Cal fans turned on Tedford after he couldn't maintain the same level of success. Let's see what happens to Cignetti after Mendoza and the seniors leave and when his coordinators get poached.


IU got TCU's QB Josh Hoover, who's pretty decent. Mendoza is a very good QB, but he doesn't come close to winning out or getting the Heisman at nearly any other program.

And basically virtually no other QB Indiana could have had would have won the Heisman and it is unlikely Indiana is undefeated right now without Mendoza. Julian Sayin, Dante Moore, and Ty Simpson are all extremely talented QB's with better talent around them than Mendoza. They didn't win the Heisman.

Would Mendoza be where he is on any of those teams. I don't know. Probably not. But that comes down to circumstances and a symbiotic relationship between team and QB. Everything has to go perfectly for a guy to win the Heisman.

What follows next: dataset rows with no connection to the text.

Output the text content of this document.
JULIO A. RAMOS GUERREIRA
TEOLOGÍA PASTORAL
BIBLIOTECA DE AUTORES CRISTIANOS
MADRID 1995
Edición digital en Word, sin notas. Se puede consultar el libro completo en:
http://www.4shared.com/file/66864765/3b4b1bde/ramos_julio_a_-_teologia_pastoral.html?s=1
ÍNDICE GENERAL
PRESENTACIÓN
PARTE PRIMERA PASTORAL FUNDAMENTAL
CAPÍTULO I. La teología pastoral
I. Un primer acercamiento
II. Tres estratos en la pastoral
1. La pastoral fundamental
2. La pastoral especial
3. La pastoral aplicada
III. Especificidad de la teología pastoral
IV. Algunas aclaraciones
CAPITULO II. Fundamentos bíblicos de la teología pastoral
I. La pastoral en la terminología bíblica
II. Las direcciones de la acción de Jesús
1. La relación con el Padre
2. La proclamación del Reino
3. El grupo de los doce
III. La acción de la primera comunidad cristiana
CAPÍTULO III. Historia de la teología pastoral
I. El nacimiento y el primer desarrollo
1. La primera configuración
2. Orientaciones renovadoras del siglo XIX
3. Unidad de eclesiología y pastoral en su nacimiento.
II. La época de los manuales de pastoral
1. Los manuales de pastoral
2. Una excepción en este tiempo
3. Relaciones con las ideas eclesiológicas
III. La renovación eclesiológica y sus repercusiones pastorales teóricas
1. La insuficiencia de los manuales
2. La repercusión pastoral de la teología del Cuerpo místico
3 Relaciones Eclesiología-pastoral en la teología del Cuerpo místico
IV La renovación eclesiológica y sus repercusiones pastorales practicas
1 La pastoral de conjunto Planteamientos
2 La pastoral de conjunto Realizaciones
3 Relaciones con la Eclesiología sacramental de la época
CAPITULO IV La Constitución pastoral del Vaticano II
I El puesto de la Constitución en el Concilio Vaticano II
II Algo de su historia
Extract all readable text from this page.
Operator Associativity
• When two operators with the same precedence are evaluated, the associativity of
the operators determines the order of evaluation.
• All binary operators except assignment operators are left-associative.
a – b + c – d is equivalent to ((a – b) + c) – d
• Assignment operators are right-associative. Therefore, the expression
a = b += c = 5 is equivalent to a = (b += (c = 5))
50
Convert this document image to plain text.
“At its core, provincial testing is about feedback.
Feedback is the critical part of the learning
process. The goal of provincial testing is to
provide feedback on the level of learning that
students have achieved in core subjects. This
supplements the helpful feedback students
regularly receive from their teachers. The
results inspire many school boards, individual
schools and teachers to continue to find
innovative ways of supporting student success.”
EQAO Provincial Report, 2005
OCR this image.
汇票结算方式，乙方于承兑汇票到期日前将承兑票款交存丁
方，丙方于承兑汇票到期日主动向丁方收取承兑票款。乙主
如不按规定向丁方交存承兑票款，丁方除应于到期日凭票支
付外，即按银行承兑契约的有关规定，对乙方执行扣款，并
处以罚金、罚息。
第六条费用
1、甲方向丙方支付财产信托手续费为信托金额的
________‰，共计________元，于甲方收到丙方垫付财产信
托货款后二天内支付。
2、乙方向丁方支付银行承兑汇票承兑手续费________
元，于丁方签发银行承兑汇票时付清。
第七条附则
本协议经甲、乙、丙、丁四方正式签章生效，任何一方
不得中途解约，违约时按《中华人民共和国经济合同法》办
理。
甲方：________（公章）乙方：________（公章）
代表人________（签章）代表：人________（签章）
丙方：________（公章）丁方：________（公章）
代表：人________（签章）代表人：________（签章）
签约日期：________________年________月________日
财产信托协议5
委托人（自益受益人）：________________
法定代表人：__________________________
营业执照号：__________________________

Hell, if Indiana blows the doors off of Penn State instead of needing a huge drive and a massively clutch pass and catch to win, Mendoza might not have won the Heisman. That drive pretty much cemented the award for him and at that point was only going to possibly be taken away from him by Sayin if OSU beat Indiana.


I disagree about the talent level around Mendoza compared to the other teams. IU crushed Oregon in every phase of the game, dominating the trenches on both sides of the ball, Mendoza had a solid pocket, good targets, and a strong running game, 178yds with a 4.9ypc average. IU's players might have been lower-rated recruits, but they are better players than those of Oregon or OSU. You can't go 15-0 and be a TD favorite on the road in the NCG without having the top roster in college football.